Per quanto riguarda la preparazione necessaria per esercitare questa professione, che sta diventando sempre più sofisticata e strategica, è opportuna una laurea o di tipo tradizionale (giurisprudenza, economia e commercio, scienze politiche, lettere) o più "nuova" come sociologia o psicologia del lavoro.

Preparazione che è comunque necessario completare con un master in management delle risorse umane o, comunque, con corsi specializzati.

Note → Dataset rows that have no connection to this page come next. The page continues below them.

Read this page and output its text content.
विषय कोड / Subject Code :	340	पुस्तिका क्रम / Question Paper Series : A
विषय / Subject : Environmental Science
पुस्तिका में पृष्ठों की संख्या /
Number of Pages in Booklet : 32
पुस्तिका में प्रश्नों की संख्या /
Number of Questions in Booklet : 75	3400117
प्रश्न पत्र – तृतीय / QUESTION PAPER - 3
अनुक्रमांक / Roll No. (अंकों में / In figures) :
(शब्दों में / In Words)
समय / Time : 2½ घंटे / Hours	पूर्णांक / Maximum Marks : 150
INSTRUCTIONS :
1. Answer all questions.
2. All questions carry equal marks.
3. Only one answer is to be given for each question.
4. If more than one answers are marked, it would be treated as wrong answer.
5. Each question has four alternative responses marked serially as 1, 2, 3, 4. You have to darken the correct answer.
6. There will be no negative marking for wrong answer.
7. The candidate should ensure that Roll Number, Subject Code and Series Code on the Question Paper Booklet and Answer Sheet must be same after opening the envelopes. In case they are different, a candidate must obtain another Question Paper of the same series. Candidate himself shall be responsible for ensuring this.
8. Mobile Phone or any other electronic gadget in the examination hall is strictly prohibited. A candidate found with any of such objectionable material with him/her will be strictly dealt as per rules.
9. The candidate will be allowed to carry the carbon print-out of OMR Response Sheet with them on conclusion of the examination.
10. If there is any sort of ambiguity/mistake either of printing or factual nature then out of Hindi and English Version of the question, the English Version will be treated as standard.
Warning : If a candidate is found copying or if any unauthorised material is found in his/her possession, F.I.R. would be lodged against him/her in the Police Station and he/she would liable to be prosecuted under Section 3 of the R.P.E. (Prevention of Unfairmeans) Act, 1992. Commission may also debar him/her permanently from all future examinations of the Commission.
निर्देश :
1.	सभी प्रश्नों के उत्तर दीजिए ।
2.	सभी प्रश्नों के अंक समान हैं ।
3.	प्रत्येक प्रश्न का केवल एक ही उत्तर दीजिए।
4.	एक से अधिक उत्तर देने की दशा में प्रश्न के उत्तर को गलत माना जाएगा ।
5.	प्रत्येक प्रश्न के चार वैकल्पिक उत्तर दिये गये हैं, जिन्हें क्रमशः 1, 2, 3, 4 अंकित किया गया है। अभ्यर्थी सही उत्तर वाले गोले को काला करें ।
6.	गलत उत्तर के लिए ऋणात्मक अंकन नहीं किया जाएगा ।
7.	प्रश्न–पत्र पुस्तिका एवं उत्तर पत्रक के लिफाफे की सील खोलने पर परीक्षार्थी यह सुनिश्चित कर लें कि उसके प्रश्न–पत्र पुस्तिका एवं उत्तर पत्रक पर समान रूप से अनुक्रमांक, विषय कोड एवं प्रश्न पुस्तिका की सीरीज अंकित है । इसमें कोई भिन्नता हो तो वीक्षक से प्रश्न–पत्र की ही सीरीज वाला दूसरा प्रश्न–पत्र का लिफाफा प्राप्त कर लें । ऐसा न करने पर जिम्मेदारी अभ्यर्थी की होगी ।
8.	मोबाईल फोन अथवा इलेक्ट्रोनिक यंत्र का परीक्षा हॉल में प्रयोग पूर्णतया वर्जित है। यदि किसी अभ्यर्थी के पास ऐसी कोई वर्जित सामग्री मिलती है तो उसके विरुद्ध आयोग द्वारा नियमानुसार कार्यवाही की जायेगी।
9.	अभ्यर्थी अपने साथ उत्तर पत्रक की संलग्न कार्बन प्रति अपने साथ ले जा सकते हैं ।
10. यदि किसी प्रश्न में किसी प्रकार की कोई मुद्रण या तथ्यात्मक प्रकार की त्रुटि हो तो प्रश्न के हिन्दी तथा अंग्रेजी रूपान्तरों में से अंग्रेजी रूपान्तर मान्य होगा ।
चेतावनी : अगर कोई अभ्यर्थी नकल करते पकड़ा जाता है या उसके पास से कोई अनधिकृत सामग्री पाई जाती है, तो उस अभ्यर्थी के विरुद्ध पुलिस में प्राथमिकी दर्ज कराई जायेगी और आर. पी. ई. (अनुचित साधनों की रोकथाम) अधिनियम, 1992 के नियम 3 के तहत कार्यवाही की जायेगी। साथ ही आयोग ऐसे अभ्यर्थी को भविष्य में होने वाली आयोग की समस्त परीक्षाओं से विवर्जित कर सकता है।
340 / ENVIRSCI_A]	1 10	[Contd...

"In realtà, anche per le prospettive occupazionali, si può parlare di percorso in quanto si comincia da una delle varie funzioni citate, selezione, formazione ecc.", conclude D'Ambrosio, "per poi capitalizzare ulteriori esperienze trasversali, sia interne sia esterne alla propria funzione, in modo da costruire le giuste capacità e l'esperienza necessaria per arrivare al vertice della professione. In ogni caso, questa figura è ormai praticamente presente in tutte le aziende con più di 200 dipendenti ed è sicuramente una professione in crescita".